Principal component analysis

We ran a principal component analysis (PCA) with the 216 lipid metabolites among the controls in the PREDIMED trial. Those factors with an eigenvalue higher than 2 were retained. The varimax rotation was applied. Sixteen uncorrelated factors were extracted. The extracted factors explained 83% of the total variance. Individual metabolites with absolute loadings > 0.40 were considered relevant components of the identified factors. Loadings obtained among controls were then applied to the cases. To analyze the association between the extracted factors and incident AF, factors were categorized into quartiles based on the distribution among controls. We also calculated the p for trend by estimating quartile-specific medians and treating the resulting variable as continuous. We addressed the possible effect modification by the intervention (3 groups) by testing interaction product-terms (Wald test).

Analyses were performed with Stata SE 15.1 (College Station, TX) and R 3.6.3.

Data and code sharing

After submission of a brief proposal and statistical analysis plan to the corresponding author and upon approval from the Predimed Steering Committee and Institutional Review Boards, the data and the code for data analyses will be made available to them using an onsite secure access data enclave.

Results

Baseline characteristics of AF cases and controls are displayed in Table 1. In both cases and controls, mean baseline age was 68.5 years and 49% of the participants were women. The average BMI was 30 kg/m2. Nearly half of the participants had type 2 diabetes, and more than 80% had hypertension at baseline.

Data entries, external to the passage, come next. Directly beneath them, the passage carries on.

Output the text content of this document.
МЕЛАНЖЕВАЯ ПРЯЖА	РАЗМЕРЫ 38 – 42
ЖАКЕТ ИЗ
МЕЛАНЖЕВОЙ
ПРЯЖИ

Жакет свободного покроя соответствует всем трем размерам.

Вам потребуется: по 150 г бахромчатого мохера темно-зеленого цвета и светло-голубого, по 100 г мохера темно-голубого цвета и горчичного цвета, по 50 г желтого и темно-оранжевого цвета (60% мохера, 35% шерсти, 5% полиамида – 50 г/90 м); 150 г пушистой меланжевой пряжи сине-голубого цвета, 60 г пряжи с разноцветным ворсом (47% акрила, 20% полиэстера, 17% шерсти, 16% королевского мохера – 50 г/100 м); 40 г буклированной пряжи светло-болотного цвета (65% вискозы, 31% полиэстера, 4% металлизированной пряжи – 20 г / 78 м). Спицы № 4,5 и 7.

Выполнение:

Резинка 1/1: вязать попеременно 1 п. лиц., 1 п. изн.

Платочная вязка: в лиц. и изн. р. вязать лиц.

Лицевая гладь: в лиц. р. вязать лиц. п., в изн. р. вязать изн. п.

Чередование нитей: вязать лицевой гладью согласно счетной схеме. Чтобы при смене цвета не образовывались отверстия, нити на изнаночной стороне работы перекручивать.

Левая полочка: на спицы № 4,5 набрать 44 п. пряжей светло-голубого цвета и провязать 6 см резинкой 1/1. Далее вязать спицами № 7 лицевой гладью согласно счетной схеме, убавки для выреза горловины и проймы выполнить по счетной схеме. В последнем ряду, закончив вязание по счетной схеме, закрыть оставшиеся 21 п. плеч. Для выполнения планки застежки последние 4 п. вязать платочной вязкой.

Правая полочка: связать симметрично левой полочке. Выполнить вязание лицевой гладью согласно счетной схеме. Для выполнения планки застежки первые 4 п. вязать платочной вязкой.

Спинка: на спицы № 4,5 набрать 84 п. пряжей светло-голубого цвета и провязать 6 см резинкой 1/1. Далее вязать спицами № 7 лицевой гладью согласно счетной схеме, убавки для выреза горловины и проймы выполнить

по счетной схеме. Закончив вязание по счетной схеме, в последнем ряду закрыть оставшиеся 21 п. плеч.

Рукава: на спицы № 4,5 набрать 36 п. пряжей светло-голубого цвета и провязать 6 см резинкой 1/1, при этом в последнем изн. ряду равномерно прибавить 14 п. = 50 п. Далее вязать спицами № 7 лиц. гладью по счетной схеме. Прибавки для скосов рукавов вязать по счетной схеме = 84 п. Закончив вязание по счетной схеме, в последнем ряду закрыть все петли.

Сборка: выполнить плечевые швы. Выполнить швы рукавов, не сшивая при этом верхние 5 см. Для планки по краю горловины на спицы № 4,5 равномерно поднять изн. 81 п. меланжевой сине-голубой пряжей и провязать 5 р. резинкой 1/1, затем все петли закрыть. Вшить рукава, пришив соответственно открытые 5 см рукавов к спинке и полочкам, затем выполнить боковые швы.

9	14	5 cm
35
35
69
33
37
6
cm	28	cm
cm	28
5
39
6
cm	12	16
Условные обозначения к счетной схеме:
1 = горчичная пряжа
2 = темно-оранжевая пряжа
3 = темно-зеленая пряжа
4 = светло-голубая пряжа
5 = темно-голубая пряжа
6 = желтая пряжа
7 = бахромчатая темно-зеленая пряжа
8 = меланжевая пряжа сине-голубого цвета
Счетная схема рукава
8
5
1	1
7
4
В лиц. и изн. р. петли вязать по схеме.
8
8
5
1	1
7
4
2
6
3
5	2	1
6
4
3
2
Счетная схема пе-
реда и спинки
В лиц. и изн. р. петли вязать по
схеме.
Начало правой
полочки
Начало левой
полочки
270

Table 1 Baseline characteristics of cases and controls

Association between individual lipids and atrial fibrillation

The associations between each baseline individual lipid and incident AF are displayed in Supplemental Table 1. Forty-one lipids were nominally (p < 0.05) associated with incident AF, but none remained associated after multiple testing adjustment (all FDR > 0.05).

Lipid networks and their association with atrial fibrillation

Figure 2 shows the robust data-driven lipid network based on the conditional independence structure, which integrated 216 lipids. Generally, the data-derived clusters included lipids from the same or metabolically closely related lipid classes.

Fig. 2
figure 2

Lipid network and color-coded walktrap-clusters

Table 2 shows the most important lipid clusters identified in the random-forest-based evaluation. They were ranked according to the extent to which omitting the information in their variables hampered the predictive performance. For example, omitting the information on MG 16:1, MG 18:0, and palmitoyl-EA (cluster 1-lipids) resulted in the largest increase in prediction error.

Table 2 Most important lipid clusters for AF-prediction identified in the random-forest based evaluation

We selected within-cluster AF predictive lipids for each important cluster with cross-validated elastic net regression (Supplemental Table 2). Then, we selected network-wide independent AF predictors by tenfold cross-validated elastic net regression with all selected within-cluster predictors as potential explanatory variables. Table 3 shows the network-wide, mutually independent AF predictors. The selected lipids included fourteen plasmalogens (8 with positive weights, 6 with inverse weights), as well as palmitoyl-EA and CE 16:0, which were positively weighted, and PC 36:4;O, cholesterol, and TG 53:2 and 53:3 which were inversely weighted.

Table 3 Mutually independent robust independent atrial fibrillation predictors across all selected network clusters and their median values in the leave-one-out cross-validation

Finally, we summarized the selected lipid predictors’ association with AF risk in a weighted sum score. The weights were generated in a leave-one-out cross-validation procedure based on the selected lipid predictors. The multivariable-adjusted OR for AF incidence per SD increase in the lipid score was 1.32 (95% CI 1.16 to 1.51; p < 0.001). There was no evidence of an effect modification by the dietary intervention of the PREDIMED trial (p value > 0.05).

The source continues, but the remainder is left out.